Беги обрядов, ведь ты не четвероног, у тебя нет копыт. Будь сам, самим собой, через самого себя углубляйся в самого себя, озаряемый умным светом.
На высоте, куда посмеет взлететь не каждый стриж, видел воздушные храмы, висевшие ласточкой над грозной пропастью. Синее море билось у подножия пропасти. Как глаз увенчивает собой тело, так же спокойно этот труд человека заканчивал дело природы, просто и строго подымаясь на недоступном утесе.
Видел храмы, множеством подземных пещер вырубленные в глубине каменной первобытной породы. Сумрак вечно царил там: местами однозвучно звенели ручьи. Пышно одетые кумиры, вытесанные из камня, толпою теснились вдоль стен и спокойной, равной ко всему, улыбкою встречали путника по подземному храму, покрытые ручьями влаги.
Видел темные толпы слонов, вырубленных из каменной породы, поднявших свои бивни, провожая богомольца по бесконечной лестнице, ведущей на вершину отвесного утеса.
Там и здесь на выступах зданий сидели белоснежные павлины, любимые людьми, но нелюдимые. Насельники запустевших храмов, стая диких обезьян, встречала их недовольным лаем тысячи оттенков и градом брошенных орехов.
Хоботы каменных слонов тянулись вдоль дороги.
Храмы, стыдливо прячущиеся за кружевом своих стен, и храмы, несущие свою веру на вершину недоступного горного утеса, чуть ли не за облака, храмы, похожие в своем стремлении кверху на стройную женщину гор, несущую на плече кувшин воды, и храмы, стены которых сделаны синевой реки и белизной облаков, строгие лестницы в глубь неба и в глубь подземного мира, – все они напоминали, что <…>
В глубине лесных пещер пустынники, неподвижно протянувшие свои руки к небу, давшие обет не шевелиться. Пространство между ними было давно уже заткано паутиной паука.

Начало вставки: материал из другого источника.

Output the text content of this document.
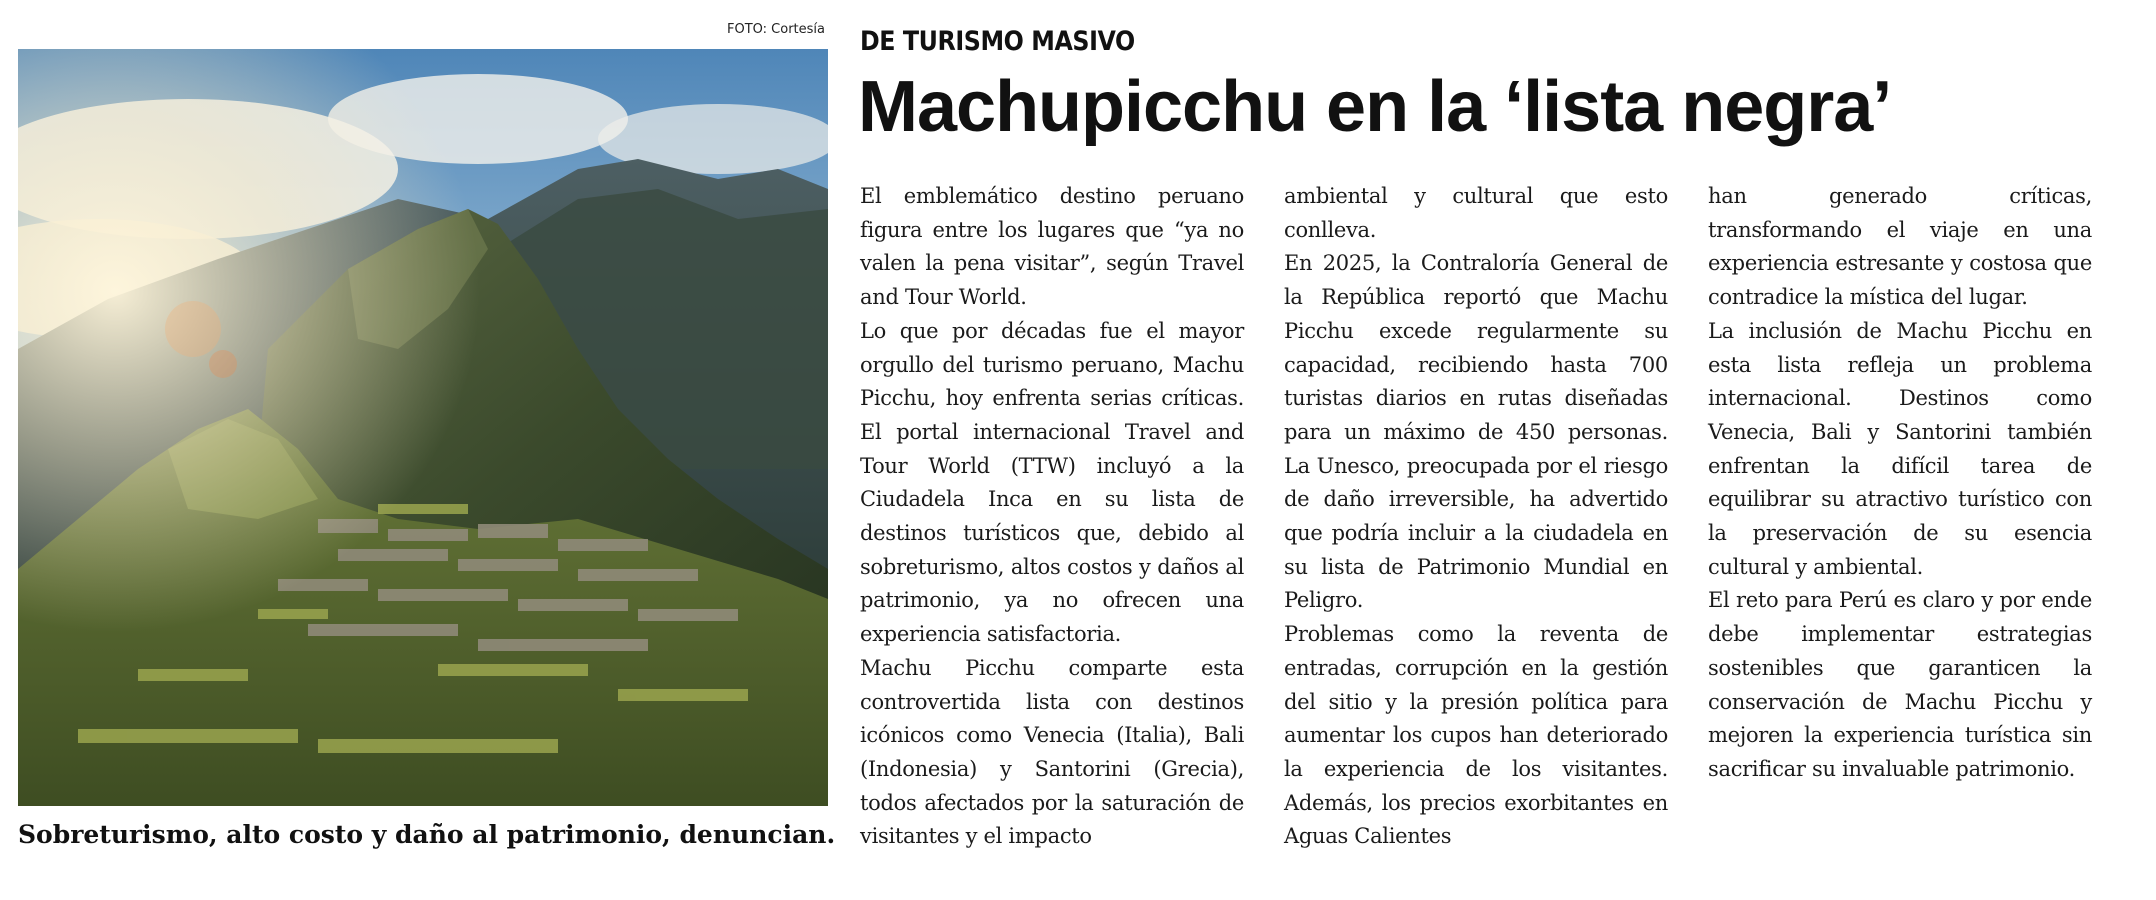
FOTO: Cortesía
Sobreturismo, alto costo y daño al patrimonio, denuncian.
DE TURISMO MASIVO
Machupicchu en la ‘lista negra’

El emblemático destino peruano figura entre los lugares que “ya no valen la pena visitar”, según Travel and Tour World.

Lo que por décadas fue el mayor orgullo del turismo peruano, Machu Picchu, hoy enfrenta serias críticas. El portal internacional Travel and Tour World (TTW) incluyó a la Ciudadela Inca en su lista de destinos turísticos que, debido al sobreturismo, altos costos y daños al patrimonio, ya no ofrecen una experiencia satisfactoria.

Machu Picchu comparte esta controvertida lista con destinos icónicos como Venecia (Italia), Bali (Indonesia) y Santorini (Grecia), todos afectados por la saturación de visitantes y el impacto

ambiental y cultural que esto conlleva.

En 2025, la Contraloría General de la República reportó que Machu Picchu excede regularmente su capacidad, recibiendo hasta 700 turistas diarios en rutas diseñadas para un máximo de 450 personas. La Unesco, preocupada por el riesgo de daño irreversible, ha advertido que podría incluir a la ciudadela en su lista de Patrimonio Mundial en Peligro.

Problemas como la reventa de entradas, corrupción en la gestión del sitio y la presión política para aumentar los cupos han deteriorado la experiencia de los visitantes. Además, los precios exorbitantes en Aguas Calientes

han generado críticas, transformando el viaje en una experiencia estresante y costosa que contradice la mística del lugar.

La inclusión de Machu Picchu en esta lista refleja un problema internacional. Destinos como Venecia, Bali y Santorini también enfrentan la difícil tarea de equilibrar su atractivo turístico con la preservación de su esencia cultural y ambiental.

El reto para Perú es claro y por ende debe implementar estrategias sostenibles que garanticen la conservación de Machu Picchu y mejoren la experiencia turística sin sacrificar su invaluable patrimonio.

Мыши безбоязненно пробегали по их ногам, а птицы садились на седую взлохмаченную голову. Послушники кормили старцев.
И рядом поклонники мрачной богини Кали. Шелковой петлей в беззвучной глубине черных рощ, около толстых и гладких стволов, они ловили своих жертв и неслышным поворотом рычага ломали позвонки шеи в честь таинственной богини Смерти.
И рядом веры, не знающие храмов, потому что лучшая книга – белые страницы – книга природы, среди облаков, а путь рождения – смерть – лучшая молитва. Видел у ворот храма святого; он с отвращением, точно горькое лекарство, пил воду из кружки для милостыни, одетый в одежды, снятые с трупа чумного покойника. Он говорил: «Нужно плакать, когда мы рождаемся, и смеяться, когда мы умираем». Он снова закутался в свой плащ, снятый с усопших.
Около храмов видел бесноватых; с неслыханной силой они разрывали на себе веревки и пытались убежать в лес.
Каждое утро на заре Истома видел молящегося брамина; он стоял на одной ноге, приставив другую к лодыжке, и, повернутый на восток, широко открытыми руками, казалось, обнимал небо. Его черное тело застыло; руки расходились, точно ветки стройного дерева. Он шептал, беззвучно шевеля губами; «Тат Савитар варениам бхарго дхимахи дхио ио нах пракодайтат девазия» («Станем думать о солнечном боге, он взошел осветить наши разумы»).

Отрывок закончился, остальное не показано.